In deze zaak hebben twee passagiers een vervoersovereenkomst gesloten met Air France voor een vlucht van Amsterdam-Schiphol naar Raleigh/Durham via Parijs op 20 mei 2018. De vlucht van Amsterdam naar Parijs, met vluchtnummer AF1241, heeft vertraging opgelopen, waardoor de passagiers hun aansluitende vlucht hebben gemist en met meer dan drie uur vertraging op hun eindbestemming zijn aangekomen. De passagiers hebben compensatie van € 1.200,00 geëist op basis van de Europese Verordening (EG) nr. 261/2004, maar de vervoerder heeft geweigerd te betalen, stellende dat de vertraging het gevolg was van buitengewone omstandigheden, namelijk slechte weersomstandigheden en een opgelegde CTOT door de luchtverkeersleiding.
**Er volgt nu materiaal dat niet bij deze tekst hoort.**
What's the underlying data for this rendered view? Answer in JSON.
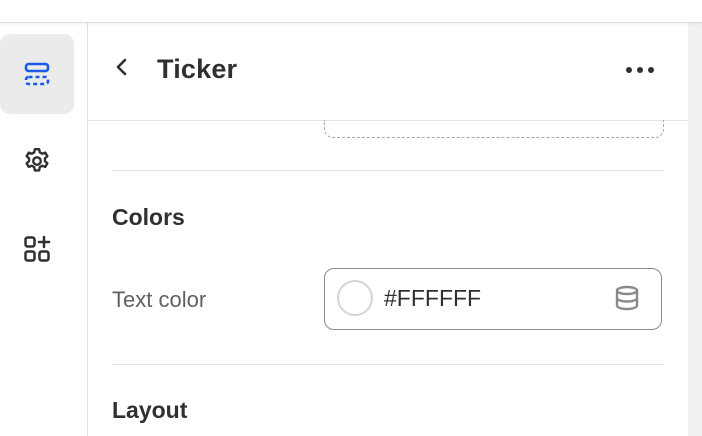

De kantonrechter heeft vastgesteld dat de Nederlandse rechter bevoegd is en dat de passagiers met een vertraging van meer dan drie uur zijn aangekomen, wat in beginsel recht geeft op compensatie. De vervoerder heeft echter aangetoond dat de vertraging het gevolg was van buitengewone omstandigheden, zoals weersomstandigheden die de uitvoering van de vlucht belemmerden. De kantonrechter heeft geoordeeld dat de vervoerder voldoende maatregelen heeft genomen om de vertraging te beperken en dat de passagiers niet in aanmerking komen voor de gevraagde compensatie.
De vordering van de passagiers is afgewezen, en zij zijn veroordeeld tot betaling van de proceskosten aan de vervoerder. De beschikking is gegeven door kantonrechter S.N. Schipper en is openbaar uitgesproken in aanwezigheid van de griffier. Tegen deze beschikking staat geen hoger beroep open.